Songs and Folk Music as Seeds or Memes
Being a guitarist and songwriter for over 40 years, I have sought to use the medium of sound and music for capturing large ideas and crafting them down into convenient easy-to-carry packages. Music is especially well-suited for this somehow. It seems to have the capacity to transmit something as complex and magnificent as Beethoven’s Missa Solemnis, but is just as capable at conveying a mother’s love to her baby through a simple lullaby. I consider songs to be almost magical vessels or seed-crystals, a kind of bardic technology used for the propagation and cross-fertilization of ideas (memes). The study of folk music has revealed it to also be a very effective vehicle for transmitting values across the generations, accompanying the migrations of entire civilizations, adapting and absorbing new influences but somehow still managing to preserve something of the old.
“Words make us think thoughts, music makes us feel feelings, songs make us feel thoughts.” – Yip Harburg (songwriter, “Hey Buddy Can You Spare a Dime” and “Over the Rainbow”.)
Emerging Techniques of Bardic Technology
As much as I enjoy writing and singing songs in the folk-based tradition I grew up with, I came to discover that there are so many fascinating ‘alternative’ applications for music and sound, both in the past and others just emerging now. These are driven in part by advances in digital technology and research in neuroscience mapping brain activity. But another major source comes from a renewed appreciation for ancient traditions. New studies in archaeology, anthropology and mythology are revising our definitions of intelligence, creativity, and capacities for divergent and critical thinking skills. By removing the filters of our own cultural bias we are recognizing amazing capabilities in ancient societies who practiced their traditions in an entirely different cultural and social context.
Music and Literacy
In his book The Alphabet Versus the Goddess, (Penguin, 1998) Lawrence Shlain suggests that written language and the increasing importance placed on literacy facilitated a fundamental shift in ancient cultures from matriarchal oral traditions to patriarchal literary traditions and the subsequent political, academic and economic institutions this shift led us to. His theories are controversial and much of his biblical scholarship, as well as his expertise on matriarchal cultures quite idiosyncratic, a personal view at best. Nevertheless, he does challenge us to think again about the possible effects a shift from an oral culture to a literate one might cause.
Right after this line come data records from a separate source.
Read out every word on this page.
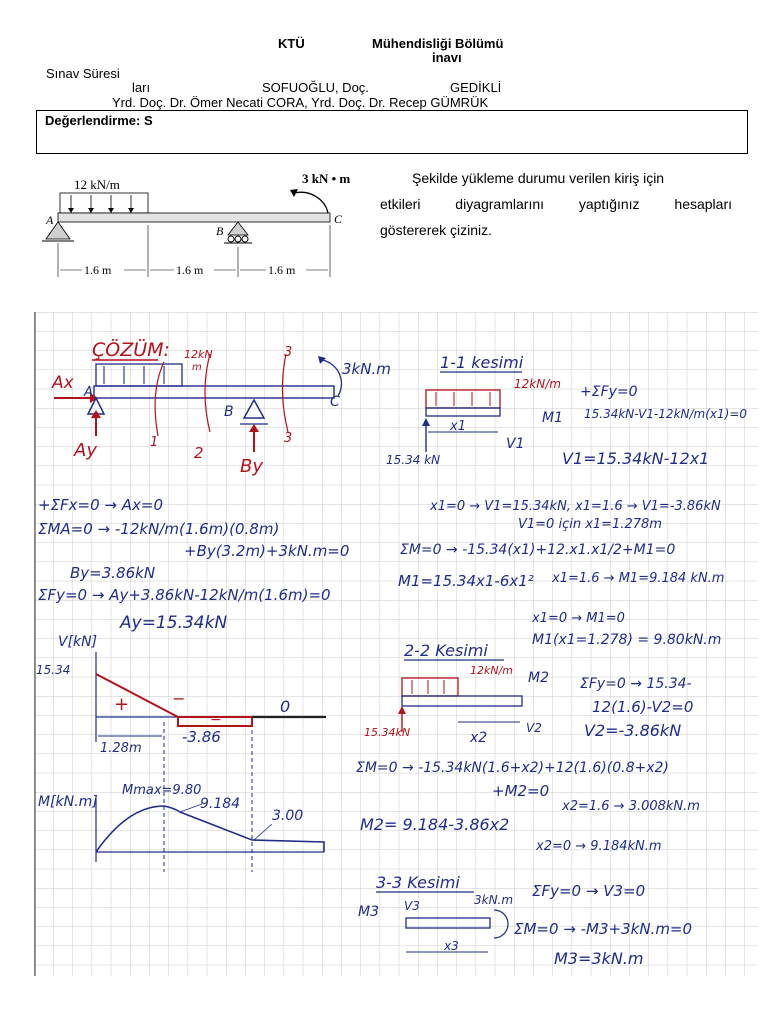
KTÜ	Mühendisliği Bölümü
inavı
Sınav Süresi
ları	SOFUOĞLU, Doç.	GEDİKLİ
Yrd. Doç. Dr. Ömer Necati CORA, Yrd. Doç. Dr. Recep GÜMRÜK
Değerlendirme: S
Şekilde yükleme durumu verilen kiriş için
etkileri diyagramlarını yaptığınız hesapları
göstererek çiziniz.
12 kN/m	3 kN • m
A
B
C
1.6 m	1.6 m	1.6 m
ÇÖZÜM: 12kN
m
C
3kN.m
Ax A
Ay
B
By
1
2
3
3
+ΣFx=0 → Ax=0
ΣMA=0 → -12kN/m(1.6m)(0.8m)
+By(3.2m)+3kN.m=0
By=3.86kN
ΣFy=0 → Ay+3.86kN-12kN/m(1.6m)=0
Ay=15.34kN
V[kN]
15.34
+	−
−
0
-3.86
1.28m
M[kN.m]
Mmax=9.80
9.184
3.00
1-1 kesimi
12kN/m
15.34 kN
x1
V1
M1
+ΣFy=0
15.34kN-V1-12kN/m(x1)=0
V1=15.34kN-12x1
x1=0 → V1=15.34kN, x1=1.6 → V1=-3.86kN
V1=0 için x1=1.278m
ΣM=0 → -15.34(x1)+12.x1.x1/2+M1=0
M1=15.34x1-6x1² x1=1.6 → M1=9.184 kN.m
x1=0 → M1=0
M1(x1=1.278) = 9.80kN.m
2-2 Kesimi
12kN/m
15.34kN	x2
M2
V2
ΣFy=0 → 15.34-
12(1.6)-V2=0
V2=-3.86kN
ΣM=0 → -15.34kN(1.6+x2)+12(1.6)(0.8+x2)
+M2=0
M2= 9.184-3.86x2
x2=1.6 → 3.008kN.m
x2=0 → 9.184kN.m
3-3 Kesimi
3kN.m
V3
M3
x3
ΣFy=0 → V3=0
ΣM=0 → -M3+3kN.m=0
M3=3kN.m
This dominance of western linear thinking is finally beginning to show signs of wearing thin as our societies become increasingly diverse while at the same time technology is rapidly making powerful forms of multi-media communications more accessible to greater numbers of people. While we may never return to a true oral culture, or even suggest that would be desirable, the values of literacy are beginning to share the stage with values learned, developed and shared through the new technologies of an ‘aural’ culture that began with broadcast radio and the recording studio in the early 20th century and now include television, motion-pictures, video, streaming digital audio and video on the internet, instant messaging, smart phones, podcasts, and social networking applications. As this trend continues, we can expect a multitude of sound possibilities to appear in education, communications and the arts. Literature has without a doubt revolutionized the way we communicate, the way we think, how we believe, what we believe, and the way we go about understanding. Music and sound are “pre-literate” technologies. The way a human brain processes music and sound is quite different from the way it processes language, especially written language, and to a great extent even spoken language today as much of what we hear spoken today is in the form of scripted “news” in media. In other words, the replacing of oral culture with literature has no doubt had a more profound change on our way of life than we may have yet come to recognize.